De Cusco, la route descend un bout, puis remonte, c’est plat, c’est du goudron, et même le vent de face ne parvient pas à nous ralentir. Le soleil est magnifique, les Andes restent bien sagement à nos côtés, sans tenter de s’interposer sur notre chemin. On le sait, il y a un col, il est à 4300 mètres, et d’après nos infos, c’est un col qu’on ne voit même pas, tellement il est plat… chic.

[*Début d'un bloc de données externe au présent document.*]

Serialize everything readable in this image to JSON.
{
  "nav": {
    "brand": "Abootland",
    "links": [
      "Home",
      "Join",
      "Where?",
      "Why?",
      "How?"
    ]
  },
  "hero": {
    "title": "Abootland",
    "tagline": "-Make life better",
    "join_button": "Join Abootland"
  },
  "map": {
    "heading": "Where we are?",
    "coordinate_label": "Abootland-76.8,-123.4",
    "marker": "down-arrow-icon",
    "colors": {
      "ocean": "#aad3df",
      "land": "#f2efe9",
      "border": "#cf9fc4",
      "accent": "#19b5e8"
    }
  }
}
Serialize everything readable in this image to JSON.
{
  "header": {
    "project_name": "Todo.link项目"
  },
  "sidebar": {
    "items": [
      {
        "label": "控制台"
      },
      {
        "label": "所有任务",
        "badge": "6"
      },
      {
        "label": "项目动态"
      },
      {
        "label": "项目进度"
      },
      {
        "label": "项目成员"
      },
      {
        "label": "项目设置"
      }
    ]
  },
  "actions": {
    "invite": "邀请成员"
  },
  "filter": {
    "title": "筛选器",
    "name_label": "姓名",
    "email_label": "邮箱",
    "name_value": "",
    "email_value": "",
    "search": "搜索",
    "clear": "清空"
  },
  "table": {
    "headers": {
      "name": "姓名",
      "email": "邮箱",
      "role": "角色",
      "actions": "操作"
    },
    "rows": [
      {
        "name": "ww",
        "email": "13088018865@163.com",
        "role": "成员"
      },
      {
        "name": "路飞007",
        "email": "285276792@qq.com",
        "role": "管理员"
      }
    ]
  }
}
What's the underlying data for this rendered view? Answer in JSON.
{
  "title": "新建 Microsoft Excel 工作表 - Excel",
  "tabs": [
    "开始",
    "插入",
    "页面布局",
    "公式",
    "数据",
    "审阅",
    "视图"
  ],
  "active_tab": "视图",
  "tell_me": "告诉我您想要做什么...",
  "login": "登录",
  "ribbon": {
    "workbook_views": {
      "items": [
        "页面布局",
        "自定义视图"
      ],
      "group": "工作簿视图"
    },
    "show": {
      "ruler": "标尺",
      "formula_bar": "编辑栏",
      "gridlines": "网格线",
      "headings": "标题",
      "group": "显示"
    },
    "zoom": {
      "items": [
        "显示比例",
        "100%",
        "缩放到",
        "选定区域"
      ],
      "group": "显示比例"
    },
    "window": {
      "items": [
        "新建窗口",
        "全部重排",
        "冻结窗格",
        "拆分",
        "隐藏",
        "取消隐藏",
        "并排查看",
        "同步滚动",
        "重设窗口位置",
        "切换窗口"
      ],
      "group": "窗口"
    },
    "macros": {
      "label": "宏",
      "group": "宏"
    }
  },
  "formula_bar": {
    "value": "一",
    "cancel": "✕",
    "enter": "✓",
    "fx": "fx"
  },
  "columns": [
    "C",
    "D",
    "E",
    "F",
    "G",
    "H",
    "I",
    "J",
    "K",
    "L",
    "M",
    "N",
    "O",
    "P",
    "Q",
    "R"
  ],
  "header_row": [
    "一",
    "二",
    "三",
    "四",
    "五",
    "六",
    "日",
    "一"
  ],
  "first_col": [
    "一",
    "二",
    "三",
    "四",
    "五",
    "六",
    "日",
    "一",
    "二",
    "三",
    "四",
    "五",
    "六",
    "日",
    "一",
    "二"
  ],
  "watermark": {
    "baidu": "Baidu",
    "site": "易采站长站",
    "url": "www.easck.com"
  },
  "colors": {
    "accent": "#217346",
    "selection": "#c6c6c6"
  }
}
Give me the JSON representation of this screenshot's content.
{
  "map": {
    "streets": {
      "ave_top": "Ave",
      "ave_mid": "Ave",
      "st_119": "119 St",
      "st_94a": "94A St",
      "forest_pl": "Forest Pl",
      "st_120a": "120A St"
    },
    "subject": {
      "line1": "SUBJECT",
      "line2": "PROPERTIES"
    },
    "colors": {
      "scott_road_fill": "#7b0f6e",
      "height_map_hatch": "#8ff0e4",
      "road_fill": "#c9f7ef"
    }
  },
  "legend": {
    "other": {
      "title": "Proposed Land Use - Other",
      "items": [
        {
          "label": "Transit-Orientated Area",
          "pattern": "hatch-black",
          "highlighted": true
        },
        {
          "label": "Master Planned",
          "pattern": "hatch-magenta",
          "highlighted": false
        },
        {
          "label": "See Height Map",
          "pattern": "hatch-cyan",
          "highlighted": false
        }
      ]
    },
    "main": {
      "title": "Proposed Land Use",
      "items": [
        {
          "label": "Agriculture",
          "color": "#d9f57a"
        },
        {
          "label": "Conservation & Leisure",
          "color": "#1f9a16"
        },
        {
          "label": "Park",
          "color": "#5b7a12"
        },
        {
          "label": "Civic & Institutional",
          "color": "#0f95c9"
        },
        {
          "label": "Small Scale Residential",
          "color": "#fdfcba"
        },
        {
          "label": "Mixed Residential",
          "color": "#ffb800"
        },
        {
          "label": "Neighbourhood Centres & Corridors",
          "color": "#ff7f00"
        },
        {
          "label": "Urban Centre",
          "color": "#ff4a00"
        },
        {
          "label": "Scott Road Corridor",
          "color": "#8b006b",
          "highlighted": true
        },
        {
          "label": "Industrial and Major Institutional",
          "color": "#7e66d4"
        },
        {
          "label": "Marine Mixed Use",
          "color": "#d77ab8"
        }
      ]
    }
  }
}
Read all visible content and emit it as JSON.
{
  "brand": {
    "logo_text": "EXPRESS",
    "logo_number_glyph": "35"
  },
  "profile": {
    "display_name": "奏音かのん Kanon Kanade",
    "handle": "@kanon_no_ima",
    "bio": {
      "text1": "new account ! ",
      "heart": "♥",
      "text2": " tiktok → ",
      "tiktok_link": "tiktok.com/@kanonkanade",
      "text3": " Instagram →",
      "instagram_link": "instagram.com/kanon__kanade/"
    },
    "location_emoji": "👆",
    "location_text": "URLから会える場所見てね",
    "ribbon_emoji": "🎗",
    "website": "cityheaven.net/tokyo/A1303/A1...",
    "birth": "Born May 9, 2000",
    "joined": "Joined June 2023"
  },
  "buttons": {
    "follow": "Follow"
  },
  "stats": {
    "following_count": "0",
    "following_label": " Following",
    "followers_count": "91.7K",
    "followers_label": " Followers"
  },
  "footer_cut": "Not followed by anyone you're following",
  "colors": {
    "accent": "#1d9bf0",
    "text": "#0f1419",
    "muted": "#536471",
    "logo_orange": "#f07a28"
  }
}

Malheureusement, le Pérou vit des heures difficiles. En effet, le surlendemain de notre départ a été déclaré journée nationale de solidarité avec les indigènes d’Iquitos, que le président, Alan Garcia, a décidé d’expulser de leurs terres, afin de laisser la place à Repsol et autres géants pétrolifères.
C’est que l’Amazonie est riche en pétrole. Les pays concernés ont adopté chacun une politique qui leur est propre. En Bolivie, Evo Morales a nationalisé les terrains. Au moins, ça rapporte au pays. En Équateur, Correa a quant à lui misé sur la protection des indigènes, refusant l’exploitation des terres ; ce faisant, il touche des fonds des Nations Unies qui saluent le geste. Au Pérou, Alan Garcia a promulgué des décrets et essaie d’expulser les indigènes… qui a dit que certains n’apprenaient pas de l’histoire? Malheureusement pour lui, les indigènes ont tué quelques policiers, les policiers ont répliqué, bref, trente morts et 200 blessés, et l’attention internationale sur le sujet. Comme si ça ne suffisait pas, voilà que le pays entier se rebelle, et bloque les routes. Pour une journée symbolique, qui dure depuis deux semaines dans le département de Cusco. Entre temps se sont jointes les revendications des mineurs de la Oroya qui voient d’un mauvais oeil l’abandon de l’exploitation, les paysans de Sicuani, qui ne veulent pas d’une mine sur leurs terres et aimeraient bien un peu d’attention pour les travaux agricoles, et les habitants du département de Puno, qui luttent contre la nationalisation du Lac Titicaca, premier pas vers la privatisaton de l’eau… autant dire que ce brave Alain Garcia a du pain sur la planche, dans la mesure où le pays entier se rebelle…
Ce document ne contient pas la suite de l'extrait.